Perhaps I was selfish in wanting to take you away from your dear Florrie and your three beautiful children but sometimes in life one has to follow one’s heart even though in this instance following my heart has proved futile.

      Unhappily for me, it seems that I completely misunderstood your affection, your steadfast devotion. With a heavy heart, in which you will always have a special place, I now accept that you and I must follow our separate paths.

      I will be back at The Grand before Christmas and dearly hope to see you then.

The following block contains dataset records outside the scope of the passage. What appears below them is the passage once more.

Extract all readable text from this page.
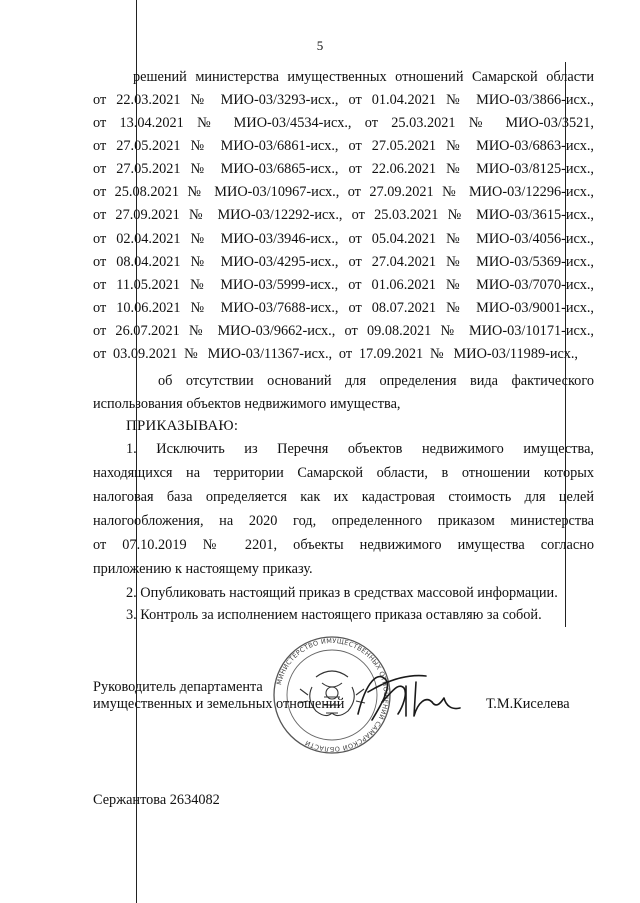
5
решений министерства имущественных отношений Самарской области
от 22.03.2021 № МИО-03/3293-исх., от 01.04.2021 № МИО-03/3866-исх.,
от 13.04.2021 № МИО-03/4534-исх., от 25.03.2021 № МИО-03/3521,
от 27.05.2021 № МИО-03/6861-исх., от 27.05.2021 № МИО-03/6863-исх.,
от 27.05.2021 № МИО-03/6865-исх., от 22.06.2021 № МИО-03/8125-исх.,
от 25.08.2021 № МИО-03/10967-исх., от 27.09.2021 № МИО-03/12296-исх.,
от 27.09.2021 № МИО-03/12292-исх., от 25.03.2021 № МИО-03/3615-исх.,
от 02.04.2021 № МИО-03/3946-исх., от 05.04.2021 № МИО-03/4056-исх.,
от 08.04.2021 № МИО-03/4295-исх., от 27.04.2021 № МИО-03/5369-исх.,
от 11.05.2021 № МИО-03/5999-исх., от 01.06.2021 № МИО-03/7070-исх.,
от 10.06.2021 № МИО-03/7688-исх., от 08.07.2021 № МИО-03/9001-исх.,
от 26.07.2021 № МИО-03/9662-исх., от 09.08.2021 № МИО-03/10171-исх.,
от 03.09.2021 № МИО-03/11367-исх., от 17.09.2021 № МИО-03/11989-исх.,
об отсутствии оснований для определения вида фактического
использования объектов недвижимого имущества,
ПРИКАЗЫВАЮ:
1. Исключить из Перечня объектов недвижимого имущества,
находящихся на территории Самарской области, в отношении которых
налоговая база определяется как их кадастровая стоимость для целей
налогообложения, на 2020 год, определенного приказом министерства
от 07.10.2019 № 2201, объекты недвижимого имущества согласно
приложению к настоящему приказу.
2. Опубликовать настоящий приказ в средствах массовой информации.
3. Контроль за исполнением настоящего приказа оставляю за собой.
МИНИСТЕРСТВО ИМУЩЕСТВЕННЫХ ОТНОШЕНИЙ САМАРСКОЙ ОБЛАСТИ
Руководитель департамента
имущественных и земельных отношений	Т.М.Киселева
Сержантова 2634082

                     Yours ever, Terry.

 

 

 

 

 

 

 

 

 

 

 

 

 

CHAPTER NINETEEN
  

   Florrie tried to make sense of the letter. Something was going on between Terry and her Joe…her Joe who had always had plenty to say about nancy-boys… surely he wasn’t one himself?  Over the next hour as she waited to confront him, her disbelief turned to anger.

   ‘What the bloody hell’s all this about then?’ she waved the letter in his face.

   Joe blanched. ‘Where d’ya get that from? have you been snooping, sticking your nose in my business?’

   ‘If a fella’s a puff it’s his wife’s business too.’

   ‘Hold your horses and keep your voice down for Christ’s sake, ya don’t need to tell all our business to them nosey sods next door.  I’m no puff and if you’d bothered to read
my
private
letter properly, you’d see I turned him down when he asked me to go on the road, so pipe-down now about it, will ya?’

   ‘Well, I never liked that Terry, never trusted him,’ she was beginning to feel reassured, ‘how he were always mauling you, it weren’t natural.’